Je ne fais pas ce que je veux. Mon agent m'agrippe par le tissus de ma veste m'empêchant d'être emporté dans la foule. Une immensité de sourires m'accueille, ils apaisent cette impression de répression à chaque instant.
La foule est présente pour mon dernier film, un chef d'œuvre d'art et d'acrobaties. Au rendu final, il y a quatorze jours, les larmes m'avaient monté aux yeux. Je me voyais danser sur cet écran, regarder les dernières finitions, et j'avais compris combien la danse avait changé ma vie. J'avais tenté de me persuader du contraire durant toutes ces années.
Arrivé au point de non-retour, il fallait se pencher à nouveau sur ce qu'avait été ma vie jusqu'à la danse, et comment elle a tout chamboulé en passant.
La danse est le pilier qui maintien ce qu'il reste de mon sourire quand ces énergies là sont si loin de moi. Quand je plonge tête la première dans une solitude qui ne peut se résoudre que part un écran de télévision. La musique ne m'aide pas. Les tournages ne durent que quelques semaines. Et quand je pousse cette porte, personne ne m'attend à l'intérieur.
Si la danse m'avait tout apporté, elle m'avait aussi tout repris.
Pour moi tout s'est terminé ce soir de semaine. Un soir paraissant anodin, dans ce salon que j'ai cauchemardé toutes les nuits qui ont suivi. Un canapé que j'ai fini par jeter malgré tous les souvenirs qu'il m'évoquait. C'était sûrement à cause de ça que je l'avais jeté.
Denitsa ne m'attendait pas sur le canapé, une tasse de thé fumante à la main, la télécommande dans l'autre. Tout ce que j'y avais vu c'étaient ces coussins dont j'ai horreur, et une place désespérément vide. Comme l'était mon cœur meurtri depuis.

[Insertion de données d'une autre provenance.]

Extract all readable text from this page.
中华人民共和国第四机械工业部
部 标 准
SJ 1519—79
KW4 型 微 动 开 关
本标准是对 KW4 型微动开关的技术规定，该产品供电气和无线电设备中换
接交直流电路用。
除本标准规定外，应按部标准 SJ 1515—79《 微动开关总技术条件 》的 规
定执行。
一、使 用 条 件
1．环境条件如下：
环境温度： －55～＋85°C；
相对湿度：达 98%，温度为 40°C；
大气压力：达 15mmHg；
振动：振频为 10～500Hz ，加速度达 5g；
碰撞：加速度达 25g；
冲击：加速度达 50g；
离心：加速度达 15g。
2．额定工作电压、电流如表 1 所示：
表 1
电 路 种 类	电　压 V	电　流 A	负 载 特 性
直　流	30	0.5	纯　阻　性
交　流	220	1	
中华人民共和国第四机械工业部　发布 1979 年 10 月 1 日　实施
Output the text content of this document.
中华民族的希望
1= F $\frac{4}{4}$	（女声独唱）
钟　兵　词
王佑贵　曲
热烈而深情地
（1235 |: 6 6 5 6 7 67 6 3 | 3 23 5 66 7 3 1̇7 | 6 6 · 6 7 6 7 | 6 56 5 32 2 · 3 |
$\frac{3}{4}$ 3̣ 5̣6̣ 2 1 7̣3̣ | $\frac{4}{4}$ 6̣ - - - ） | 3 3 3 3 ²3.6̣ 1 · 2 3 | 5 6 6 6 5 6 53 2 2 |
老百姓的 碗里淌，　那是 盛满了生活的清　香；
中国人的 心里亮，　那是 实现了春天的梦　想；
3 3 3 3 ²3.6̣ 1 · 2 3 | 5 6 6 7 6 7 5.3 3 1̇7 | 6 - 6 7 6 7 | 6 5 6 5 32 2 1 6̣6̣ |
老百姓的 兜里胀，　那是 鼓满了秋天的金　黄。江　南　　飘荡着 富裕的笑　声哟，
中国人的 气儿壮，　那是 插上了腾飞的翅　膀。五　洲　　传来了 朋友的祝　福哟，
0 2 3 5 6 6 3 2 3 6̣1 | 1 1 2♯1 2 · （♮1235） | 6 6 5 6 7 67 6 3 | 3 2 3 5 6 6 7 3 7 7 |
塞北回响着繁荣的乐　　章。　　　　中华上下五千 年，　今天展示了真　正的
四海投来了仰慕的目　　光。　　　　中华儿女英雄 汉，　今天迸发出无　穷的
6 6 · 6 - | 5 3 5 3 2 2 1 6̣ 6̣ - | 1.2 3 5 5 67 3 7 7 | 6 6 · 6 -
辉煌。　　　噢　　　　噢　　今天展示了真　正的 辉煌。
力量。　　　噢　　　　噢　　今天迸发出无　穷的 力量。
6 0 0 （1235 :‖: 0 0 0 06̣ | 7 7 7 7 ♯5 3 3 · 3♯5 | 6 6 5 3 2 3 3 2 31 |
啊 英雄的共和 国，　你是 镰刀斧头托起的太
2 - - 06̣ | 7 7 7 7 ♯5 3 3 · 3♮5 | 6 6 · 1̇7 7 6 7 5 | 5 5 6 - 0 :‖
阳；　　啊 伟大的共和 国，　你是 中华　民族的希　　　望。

Elle m'a juste laissé un papier chiffonné de son écriture pas si sereine sur l'ancre. Quelques mots que je revois, qui sont gravés là, à l'intérieur de ma tête. Ma mémoire m'empêche d'avancer, elle qui m'avait systématiquement aidé. Ne jamais oublier un visage, ne jamais oublier des lignes de textes, des attitudes et habitudes. Ne jamais l'oublier elle. Continuer à la voir dans chaque personne que je contemple, qui pourtant n'arrive jamais à sa cheville.
Traîtresse de mémoire qui m'a condamné.
Je ne fais toujours pas ce que je veux. Je suis le convoi, tente quelques fois de prendre une photo avec une de ces innombrables personnes qui attendent depuis certainement des heures. Mais Dalil continue à me tirer vers la salle, là où tout le monde m'attend.
Elle est bondée et mon cœur semble déborder de ses contours. Les cris, les cris et les applaudissement remplissent ma tête qui est déjà prête à exploser. J'avais passé ces derniers mois en convalescence, à errer comme une âme en peine dans les couloirs de ma maison, mon chien à mes pieds, demandant ne serrait-ce qu'un peu d'affection. Même prononcer son nom arrachait des bribes de mes tissus nerveux. Ça avait été elle qui l'avait choisi.
Pourquoi était-elle toujours dans ma tête ? Elle pourrissait mes moments heureux, ceux qui sont en train de se produire, ceux dont je suis incapable de profiter réellement, parce qu'elle n'est pas là. Même après toutes ces années, avec ces déménagements, et ces messages demeurés sans réponses, et cette rancoeur qui prenait une place avide, je l'aimais encore.
Je l'aimais tellement, et c'était à cause de ça que je souffrais autant. J'aimais me dire qu'elle était pareille, qu'elle avait regretté, même si je n'étais jamais parvenu à l'encaisser : elle m'avait quitté alors qu'elle m'avait promis ne jamais le faire. Moi j'avais cru qu'elle disait vrai.
« Je serai toujours là pour toi. »
Mais où était-elle dorénavant ? Elle m'a bloqué sur toutes les plateformes d'échanges existantes. Je ne sais pas ce qu'elle est devenue, qui elle voit, et encore moins si elle m'a remplacé. J'espérais que non, sa place l'attendait toujours.